Ilm al Khilaf a science which deals with the Islamically sound arguments used by Muslim jurists (fuqaha) to reach their various legal opinions. As such, it can also be known as comparative Islamic law. Historically, the various madhahib of Islam shared and benefitted from this science, and there is no reason why we also cannot benefit from it.
We know that there were differences of opinion and practice even during the time of the Prophet Muhammad, for his Companions did not view everything the same way. This state of affairs naturally continued after the Prophet’s death. The suhuf ascribed to some of the Companions and the information given in the relevant biographical literature were studied for details. The fiqh-related issues debated by the Companions increased in number and complexity during the time of the Successors (Tabi’un),w hen the development of Islamic jurisprudence was just getting started.

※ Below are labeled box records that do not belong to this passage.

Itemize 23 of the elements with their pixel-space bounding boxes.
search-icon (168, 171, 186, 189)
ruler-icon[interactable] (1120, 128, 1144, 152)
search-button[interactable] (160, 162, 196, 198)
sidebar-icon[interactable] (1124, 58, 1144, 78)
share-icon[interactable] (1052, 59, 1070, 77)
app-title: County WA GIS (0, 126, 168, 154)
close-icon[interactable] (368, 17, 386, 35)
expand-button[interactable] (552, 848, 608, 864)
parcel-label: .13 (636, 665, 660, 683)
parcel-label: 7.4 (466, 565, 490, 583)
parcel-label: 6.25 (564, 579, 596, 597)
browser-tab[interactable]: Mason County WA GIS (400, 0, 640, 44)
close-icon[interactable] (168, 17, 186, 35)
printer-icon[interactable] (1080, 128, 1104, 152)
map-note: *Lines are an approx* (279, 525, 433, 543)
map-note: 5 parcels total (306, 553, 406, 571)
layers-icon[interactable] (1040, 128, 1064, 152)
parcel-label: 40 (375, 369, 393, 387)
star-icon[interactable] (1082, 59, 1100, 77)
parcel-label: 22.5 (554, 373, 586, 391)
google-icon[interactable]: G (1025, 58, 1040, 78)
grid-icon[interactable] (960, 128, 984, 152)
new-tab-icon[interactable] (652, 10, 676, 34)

The judicial and juristic opinions expressed in Majmu al Fiqh by Zayd ibn ‘Ali (d. l22/740), in al Muwata’by Imam Malik (d. 179/795), by Muhammad ibn al Hasan al Shaybani (d. 189/805) which he ascribed.to his master Abu Hanifah, and by Abu Yusuf Ya‘qub (d. 182/769), especially in his Kitab al Kharaj, al Radd ala Siyar al Awzi, and Iktilaf Abi Hanifah waIbn Abi Layla may be cited here as the first scholarly sources of ‘ilm al khilaf. The related literature on differences between the fuqaha’ is full of points which may be studied for further information.
With the spread of Islam and the incorporation of many non-Muslim subjects into its domains, new legal questions were raised. The resulting decisions led to the profound and scholarly development of ilm al khilaf and the establishment of the methodological principles of Islamic law in several branches. However, it was not until the beginning of the fifth hijri century that comparative Islamic law was scientifically established as an independent branch of Islamic law by Abu Zayd ‘Abd Allah ibn ‘Umar ibn ‘Isa.